| HN Mirror

Y	Hacker News new \| ask \| show \| jobs

by noelwelsh 4539 days ago

I'm a big proponent of bandit algorithms (I'm a founder of Myna http://mynaweb.com/, something of a competitor to Synference). I think there is a bit of nuance here that is missing in the discussion.

Should Wikipedia use a contextual bandit system? Assuming the cost is equivalent, I say yes, for the following reasons:

- they have a shedload of traffic, and then some; and

- they have a limited time in which the campaign is running.

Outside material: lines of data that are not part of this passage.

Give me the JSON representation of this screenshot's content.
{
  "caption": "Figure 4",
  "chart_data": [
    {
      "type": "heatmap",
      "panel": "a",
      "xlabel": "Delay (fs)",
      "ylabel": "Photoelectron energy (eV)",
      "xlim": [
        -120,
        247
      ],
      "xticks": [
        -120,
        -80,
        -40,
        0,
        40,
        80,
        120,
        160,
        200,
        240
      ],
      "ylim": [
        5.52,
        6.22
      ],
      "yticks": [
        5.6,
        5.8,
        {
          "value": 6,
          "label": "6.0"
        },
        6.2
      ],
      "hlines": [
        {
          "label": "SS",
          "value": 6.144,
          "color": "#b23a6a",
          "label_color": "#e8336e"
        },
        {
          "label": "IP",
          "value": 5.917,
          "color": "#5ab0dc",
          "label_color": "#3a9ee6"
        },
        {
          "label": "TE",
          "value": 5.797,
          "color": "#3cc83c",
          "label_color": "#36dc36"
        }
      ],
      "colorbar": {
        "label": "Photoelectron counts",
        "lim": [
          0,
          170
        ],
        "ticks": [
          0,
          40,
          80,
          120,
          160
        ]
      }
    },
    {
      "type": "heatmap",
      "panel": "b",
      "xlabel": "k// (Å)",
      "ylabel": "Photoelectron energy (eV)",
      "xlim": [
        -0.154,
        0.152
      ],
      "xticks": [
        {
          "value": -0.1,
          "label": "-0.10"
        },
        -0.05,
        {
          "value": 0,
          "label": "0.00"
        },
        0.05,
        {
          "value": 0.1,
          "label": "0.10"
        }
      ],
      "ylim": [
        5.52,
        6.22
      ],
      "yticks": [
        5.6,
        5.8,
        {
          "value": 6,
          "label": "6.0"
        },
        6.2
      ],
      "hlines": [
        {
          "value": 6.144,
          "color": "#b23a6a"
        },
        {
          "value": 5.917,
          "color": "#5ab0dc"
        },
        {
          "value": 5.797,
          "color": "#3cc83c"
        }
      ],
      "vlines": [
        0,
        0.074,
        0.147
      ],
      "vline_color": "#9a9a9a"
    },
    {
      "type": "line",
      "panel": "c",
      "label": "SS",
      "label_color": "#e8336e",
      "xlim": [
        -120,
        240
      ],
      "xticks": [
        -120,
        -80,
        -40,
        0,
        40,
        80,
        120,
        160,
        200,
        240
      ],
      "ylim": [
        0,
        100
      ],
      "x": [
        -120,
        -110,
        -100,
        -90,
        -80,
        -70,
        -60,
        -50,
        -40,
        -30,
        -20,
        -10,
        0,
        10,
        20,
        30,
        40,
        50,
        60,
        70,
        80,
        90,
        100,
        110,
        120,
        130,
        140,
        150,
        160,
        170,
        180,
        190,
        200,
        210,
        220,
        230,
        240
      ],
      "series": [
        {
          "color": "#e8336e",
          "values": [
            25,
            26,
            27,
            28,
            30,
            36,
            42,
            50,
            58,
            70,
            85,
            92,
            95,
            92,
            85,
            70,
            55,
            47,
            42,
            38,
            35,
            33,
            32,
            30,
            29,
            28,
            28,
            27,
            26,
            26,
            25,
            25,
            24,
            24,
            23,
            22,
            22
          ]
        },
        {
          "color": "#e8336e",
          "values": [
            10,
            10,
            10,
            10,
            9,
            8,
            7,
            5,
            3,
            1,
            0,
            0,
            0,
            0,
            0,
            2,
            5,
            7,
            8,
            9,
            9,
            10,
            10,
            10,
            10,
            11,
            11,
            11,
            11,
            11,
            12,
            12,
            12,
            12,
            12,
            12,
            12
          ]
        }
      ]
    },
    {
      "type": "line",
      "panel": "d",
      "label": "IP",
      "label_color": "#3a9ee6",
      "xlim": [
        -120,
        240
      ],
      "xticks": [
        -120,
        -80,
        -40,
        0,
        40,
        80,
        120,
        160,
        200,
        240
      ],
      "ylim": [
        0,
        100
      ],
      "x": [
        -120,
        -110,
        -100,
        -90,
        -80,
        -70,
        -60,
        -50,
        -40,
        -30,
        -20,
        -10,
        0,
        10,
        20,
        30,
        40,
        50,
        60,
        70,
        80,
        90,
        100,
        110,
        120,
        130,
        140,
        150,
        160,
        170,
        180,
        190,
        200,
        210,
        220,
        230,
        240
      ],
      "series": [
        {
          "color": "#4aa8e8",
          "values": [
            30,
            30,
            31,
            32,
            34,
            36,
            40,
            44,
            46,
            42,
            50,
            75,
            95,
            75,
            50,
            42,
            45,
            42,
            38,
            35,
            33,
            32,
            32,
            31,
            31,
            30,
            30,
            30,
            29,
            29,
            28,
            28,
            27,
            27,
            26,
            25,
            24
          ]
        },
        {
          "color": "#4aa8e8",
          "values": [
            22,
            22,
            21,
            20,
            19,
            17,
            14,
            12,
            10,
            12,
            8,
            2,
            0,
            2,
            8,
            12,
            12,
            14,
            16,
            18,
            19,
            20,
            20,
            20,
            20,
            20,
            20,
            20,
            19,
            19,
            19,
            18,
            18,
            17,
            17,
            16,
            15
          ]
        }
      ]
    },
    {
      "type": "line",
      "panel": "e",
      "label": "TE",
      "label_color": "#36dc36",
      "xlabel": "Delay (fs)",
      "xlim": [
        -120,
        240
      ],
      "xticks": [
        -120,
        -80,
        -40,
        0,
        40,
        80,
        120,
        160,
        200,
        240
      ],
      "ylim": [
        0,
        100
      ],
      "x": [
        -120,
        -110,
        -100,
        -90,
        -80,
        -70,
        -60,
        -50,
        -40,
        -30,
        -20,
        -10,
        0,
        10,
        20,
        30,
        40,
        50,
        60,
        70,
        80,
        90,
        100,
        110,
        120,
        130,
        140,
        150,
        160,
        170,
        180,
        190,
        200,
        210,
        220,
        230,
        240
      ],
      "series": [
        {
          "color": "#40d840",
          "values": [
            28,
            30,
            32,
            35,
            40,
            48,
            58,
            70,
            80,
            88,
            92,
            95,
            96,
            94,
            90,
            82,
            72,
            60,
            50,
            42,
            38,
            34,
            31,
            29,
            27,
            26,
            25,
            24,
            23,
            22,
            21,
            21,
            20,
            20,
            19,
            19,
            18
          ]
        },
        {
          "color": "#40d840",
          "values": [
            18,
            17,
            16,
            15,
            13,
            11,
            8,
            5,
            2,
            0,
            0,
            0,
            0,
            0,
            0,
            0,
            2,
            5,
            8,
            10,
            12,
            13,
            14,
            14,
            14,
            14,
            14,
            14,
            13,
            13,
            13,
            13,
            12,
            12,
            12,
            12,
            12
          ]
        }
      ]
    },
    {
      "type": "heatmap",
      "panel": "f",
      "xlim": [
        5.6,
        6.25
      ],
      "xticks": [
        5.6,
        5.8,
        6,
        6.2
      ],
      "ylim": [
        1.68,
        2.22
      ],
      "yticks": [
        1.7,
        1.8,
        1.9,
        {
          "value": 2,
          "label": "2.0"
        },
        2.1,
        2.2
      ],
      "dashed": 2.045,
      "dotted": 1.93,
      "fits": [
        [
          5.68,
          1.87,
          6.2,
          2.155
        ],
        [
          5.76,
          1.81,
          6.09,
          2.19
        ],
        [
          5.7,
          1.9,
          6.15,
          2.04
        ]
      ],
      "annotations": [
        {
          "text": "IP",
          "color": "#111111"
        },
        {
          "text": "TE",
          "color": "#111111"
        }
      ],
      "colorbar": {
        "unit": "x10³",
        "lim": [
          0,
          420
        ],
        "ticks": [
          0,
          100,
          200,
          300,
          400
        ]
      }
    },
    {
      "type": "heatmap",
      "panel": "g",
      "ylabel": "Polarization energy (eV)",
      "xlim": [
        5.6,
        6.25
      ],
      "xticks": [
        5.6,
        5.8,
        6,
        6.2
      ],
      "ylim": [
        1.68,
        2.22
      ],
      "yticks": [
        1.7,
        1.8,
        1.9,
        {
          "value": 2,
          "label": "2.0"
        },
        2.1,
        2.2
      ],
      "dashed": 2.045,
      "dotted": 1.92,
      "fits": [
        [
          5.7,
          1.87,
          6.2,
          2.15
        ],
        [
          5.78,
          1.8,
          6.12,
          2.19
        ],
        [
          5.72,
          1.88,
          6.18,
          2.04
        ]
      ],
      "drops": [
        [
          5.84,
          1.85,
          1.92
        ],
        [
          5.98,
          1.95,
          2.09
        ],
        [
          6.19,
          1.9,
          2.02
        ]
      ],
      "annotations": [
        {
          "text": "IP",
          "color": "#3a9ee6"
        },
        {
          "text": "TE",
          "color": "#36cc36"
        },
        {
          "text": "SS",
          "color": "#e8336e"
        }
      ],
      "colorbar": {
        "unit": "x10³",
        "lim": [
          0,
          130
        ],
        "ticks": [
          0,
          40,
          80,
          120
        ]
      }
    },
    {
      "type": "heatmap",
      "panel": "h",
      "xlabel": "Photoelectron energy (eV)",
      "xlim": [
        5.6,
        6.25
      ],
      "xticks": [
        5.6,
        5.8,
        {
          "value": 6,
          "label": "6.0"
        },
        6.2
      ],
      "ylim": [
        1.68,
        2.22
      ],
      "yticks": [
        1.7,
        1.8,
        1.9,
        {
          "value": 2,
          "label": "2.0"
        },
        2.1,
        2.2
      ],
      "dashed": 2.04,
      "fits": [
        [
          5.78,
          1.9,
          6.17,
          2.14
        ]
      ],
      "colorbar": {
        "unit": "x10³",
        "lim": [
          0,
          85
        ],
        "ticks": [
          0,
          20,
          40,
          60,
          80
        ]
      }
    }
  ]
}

Let's address these in turn.

The regret bounds on contextual bandits are O(d sqrt(T)), where d is the dimensionality of the user profile you're using and T is time (see e.g. http://arxiv.org/abs/1209.3352). In contrast, the standard stochastic bandit has regret bounds of O(log(T)), which is much tighter. The summary is you need a lot more data to explore the bigger range of possibilities you've created. So I'm not sure contextual bandits are viable for smaller sites, but Wikipedia definitely has the traffic to make them work.

If your test is running for a limited time you can just delete the code when you're done. This has several advantages. People running A/B tests typically want to answer the question "what is best?" (To crush your enemies, obviously, but you can't usually say that) under the assumption that you'll then display the best variant forever. Contextual bandit algorithms don't answer this question; instead they minimise regret (equivalently, making you the most money) which makes more sense in the limited time setting. In fact there is no "best" with a contextual bandit -- the best variant depends on the user profile. This means you need to run the algorithm forever: good if you're collecting monthly subscriptions based on algorithm use, but bad if you're trying to manage a site with an exploding number of variants under test that you can never delete.

Ob plug: If you've found this post interesting you should consider signing up for the bandit course I'm running: http://noelwelsh.com/data/2013/08/16/free-bandit-course-draf... It will cover contextual bandits, and a whole heap of other interesting stuff.

1 comments

feral 4539 days ago

>The regret bounds on contextual bandits are O(d sqrt(T)), where d is the dimensionality of the user profile you're using and T is time (see e.g. http://arxiv.org/abs/1209.3352). In contrast, the standard stochastic bandit has regret bounds of O(log(T)), which is much tighter. The summary is you need a lot more data to explore the bigger range of possibilities you've created. So I'm not sure contextual bandits are viable for smaller sites, but Wikipedia definitely has the traffic to make them work.

Its definitely viable for smaller sites. Your argument there is about the bounds in a particular theoretical situation ("when the contexts are provided by an adaptive adversary.")

In a real world situation, your contexts are provided by the normal behaviour of your users, not an adversary. And, rather than the patterns being maximally hard to find, there'll instead be a lot of low-hanging-fruit - in terms of very obvious combinations of features that define different segments of users.

What's important is not the bound of the contextual bandit in a theoretical situation, but rather what performance it gives in 90% of business situations. In many situations, doing some personalisation to automatically find the most obvious user groups is a huge win.

And later, as the amount of data increases, the granularity of segmentation will effectively increase.

I agree with your general comments on bandits, and love what Myna is doing.